Discussion in 'Starting a Lawn Care Business' started by fullburn, Aug 16, 2005.

  1. fullburn

    fullburn LawnSite Member
    from ct.
    Messages: 42

    just curious, what is everybody charging for labor rates these days. want to be fair, but doun't want to lowball an lose profit.
  2. Oasis1

    Oasis1 LawnSite Member
    Messages: 22

    The going rate in my area for mowing is pretty much a dollar a minute. And when it comes to landscaping or things of that nature, the rate is between
    43$ to 50$ per hour per person working. Hope that will give you some sort of general idea where to start.
  3. Oasis1

    Oasis1 LawnSite Member
    Messages: 22

    Sorry I meant 22$ to 25$ per hour per person. I normally have someone help me.
  4. we have an avg of no less than $40 per hour that is what keeps us profitable remind you this is for cut,trim and blow
    the other is per service and figured differently for each job
  5. Brianslawn

    Brianslawn LawnSite Silver Member
    Messages: 2,004

    general landscaping $40/hr /person
    leaves $50/hr /person
    mowing average $80/hr /person
  6. topsites

    topsites LawnSite Fanatic
    Messages: 21,653

    This has been my experience ... I'm in my 4th year and pricing around 45-50/hour BUT in my first year I did a LOT of work for $20 or so / hour, however if you have newer, commercial equipment AND with today's demand and high fuel costs, you SHOULD be able to +$5 my 1st year's rates.

    It really depends how much experience one has and what kind of equipment one is using which determines how fast one can get things done... In my 1st year I had OLD wb's and most I could do was 8 yards/day thou a sustained rate was 5 or 6. Now in my 4th year I have newer wb's and these faster mowers can cut 8 yards / day easy while I sustained 10/day for 3 months and the record is 12 - This makes a BIG difference in hourly rates, the prices / yard in and of themselves have not gone up by much, but I am much faster now than in my 1st year and THAT makes most of the difference - Last but not least, it's not just the machine, it's experience as well - It has been over a year since I've had to use a tow-rope on my p'up truck to pull a mower out of the ditch, as an example (don't laugh, doing that wastes 20 minutes minimum).
    In the end MOST of us DO charge by the hour but the estimate is not only based on how long it takes but ALSO by fair market rate.
    Thus if a grass-cut would go normally go for ~40 dollars then fair market pricing would sustain ranges from 35-45 whether it takes 1/2 hour or THREE. Not to blow someone's bubble but if you're brand-new, be prepared for this and know that a change of 5 dollars/hour makes a BIG difference.
    As a general rule, if more than half your estimates are YES, then your prices are too low.

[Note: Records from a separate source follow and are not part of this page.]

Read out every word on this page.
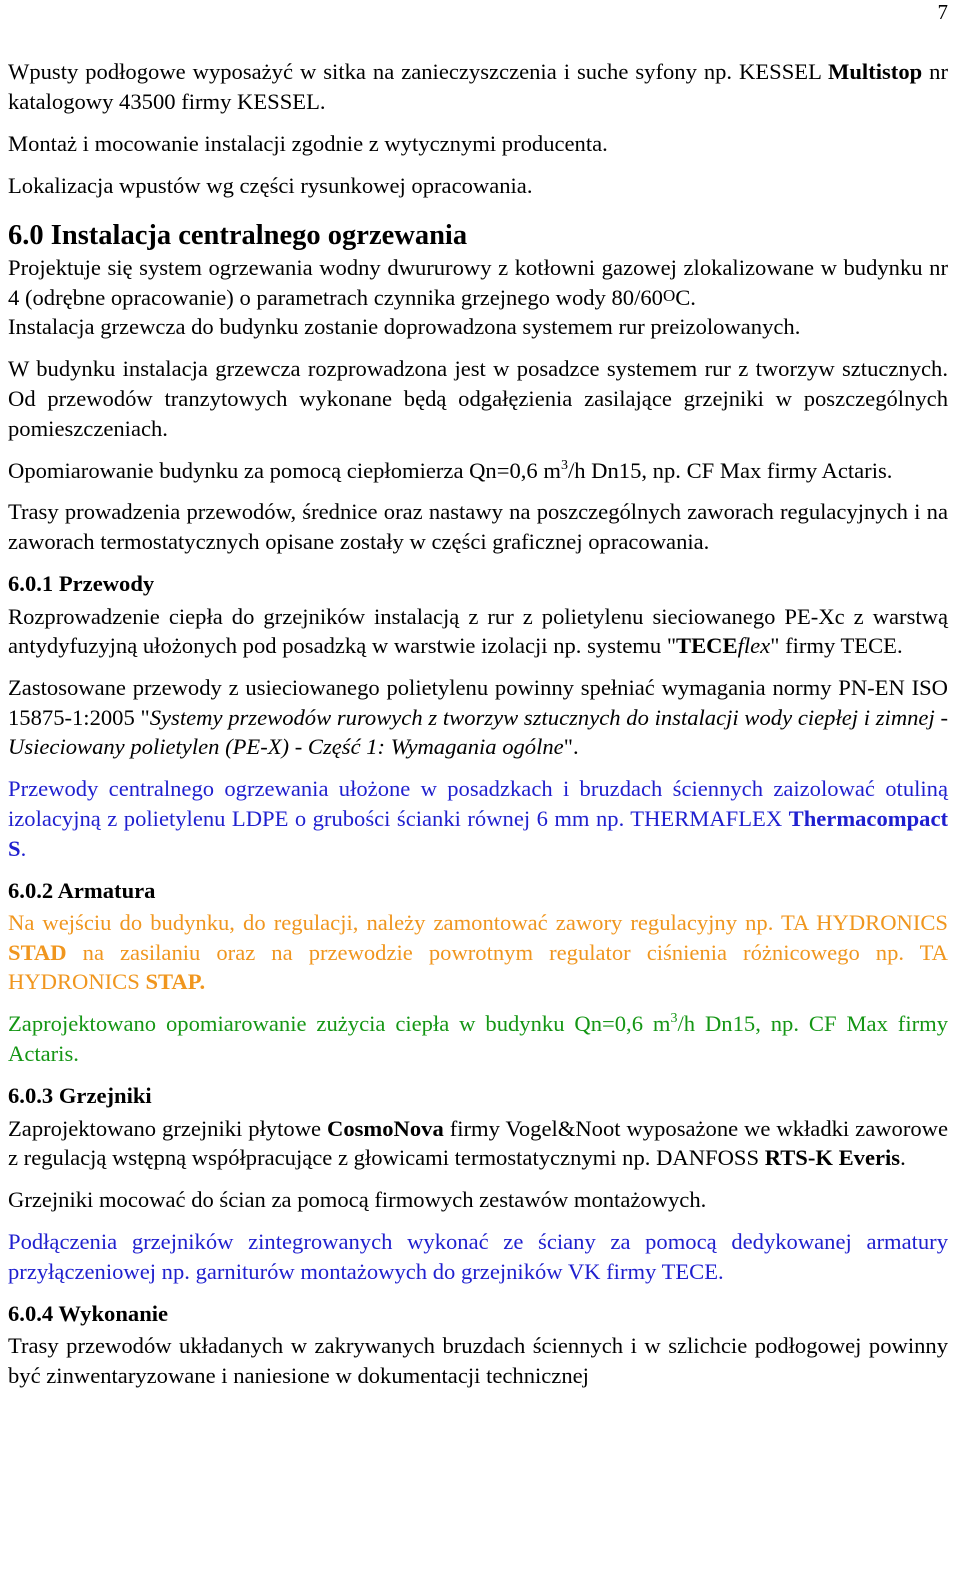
7

Wpusty podłogowe wyposażyć w sitka na zanieczyszczenia i suche syfony np. KESSEL Multistop nr katalogowy 43500 firmy KESSEL.

Montaż i mocowanie instalacji zgodnie z wytycznymi producenta.

Lokalizacja wpustów wg części rysunkowej opracowania.

6.0 Instalacja centralnego ogrzewania

Projektuje się system ogrzewania wodny dwururowy z kotłowni gazowej zlokalizowane w budynku nr 4 (odrębne opracowanie) o parametrach czynnika grzejnego wody 80/60OC.

Instalacja grzewcza do budynku zostanie doprowadzona systemem rur preizolowanych.

W budynku instalacja grzewcza rozprowadzona jest w posadzce systemem rur z tworzyw sztucznych. Od przewodów tranzytowych wykonane będą odgałęzienia zasilające grzejniki w poszczególnych pomieszczeniach.

Opomiarowanie budynku za pomocą ciepłomierza Qn=0,6 $m^3/h$ Dn15, np. CF Max firmy Actaris.

Trasy prowadzenia przewodów, średnice oraz nastawy na poszczególnych zaworach regulacyjnych i na zaworach termostatycznych opisane zostały w części graficznej opracowania.

6.0.1 Przewody

Rozprowadzenie ciepła do grzejników instalacją z rur z polietylenu sieciowanego PE-Xc z warstwą antydyfuzyjną ułożonych pod posadzką w warstwie izolacji np. systemu "TECEflex" firmy TECE.

Zastosowane przewody z usieciowanego polietylenu powinny spełniać wymagania normy PN-EN ISO 15875-1:2005 "Systemy przewodów rurowych z tworzyw sztucznych do instalacji wody ciepłej i zimnej - Usieciowany polietylen (PE-X) - Część 1: Wymagania ogólne".

Przewody centralnego ogrzewania ułożone w posadzkach i bruzdach ściennych zaizolować otuliną izolacyjną z polietylenu LDPE o grubości ścianki równej 6 mm np. THERMAFLEX Thermacompact S.

6.0.2 Armatura

Na wejściu do budynku, do regulacji, należy zamontować zawory regulacyjny np. TA HYDRONICS STAD na zasilaniu oraz na przewodzie powrotnym regulator ciśnienia różnicowego np. TA HYDRONICS STAP.

Zaprojektowano opomiarowanie zużycia ciepła w budynku Qn=0,6 $m^3/h$ Dn15, np. CF Max firmy Actaris.

6.0.3 Grzejniki

Zaprojektowano grzejniki płytowe CosmoNova firmy Vogel&Noot wyposażone we wkładki zaworowe z regulacją wstępną współpracujące z głowicami termostatycznymi np. DANFOSS RTS-K Everis.

Grzejniki mocować do ścian za pomocą firmowych zestawów montażowych.

Podłączenia grzejników zintegrowanych wykonać ze ściany za pomocą dedykowanej armatury przyłączeniowej np. garniturów montażowych do grzejników VK firmy TECE.

6.0.4 Wykonanie

Trasy przewodów układanych w zakrywanych bruzdach ściennych i w szlichcie podłogowej powinny być zinwentaryzowane i naniesione w dokumentacji technicznej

If more than half are NO, then they are too high... However, this also hinges on your advertising / response, so if you have a TON of demand on a full schedule then it may be wise to have prices high enough to where 9 out of 10 answers are NO and conversely, if your demand is LOW and your schedule empty then you may wish to make an adjustment so that at LEAST half say YES and I've been desperate enough to lower my prices until 9 out of 10 said yes - On that note again, 5 dollars/hour is usually all that is needed to have that desired effect, for example:
    If at $30/hour the response is 50/50, then:
    At $35/hour the response CAN drop to 9 / 10 NO
    At $25/hour the response can EASILY be 9 / 10 YES

    One quick note as well is area of country: it is cheaper down south and more expensive up north, always.

    As a general rule, I like to fill my schedule at LEAST 90% before I even think of raising prices, I have to be backed up for a week solid before the thought crosses my mind AND I like to be backed up close to two weeks before the increase takes effect, as this has helped me from getting skru'd.

    So play with it a bit with the above quotes and don't be afraid to adjust your pricing +/-$5/hr to adjust for things if necessary.
    Hope is help,
    best of luck.
  7. djlawn

    djlawn LawnSite Member
    Messages: 112

    We charge $25.00 - $35.00 per average lawn. When you start getting in to lawns over 3/4 acre, the price goes up. Although it is cheaper the more land you have because we don't have to charge for the travel, and load, unload time.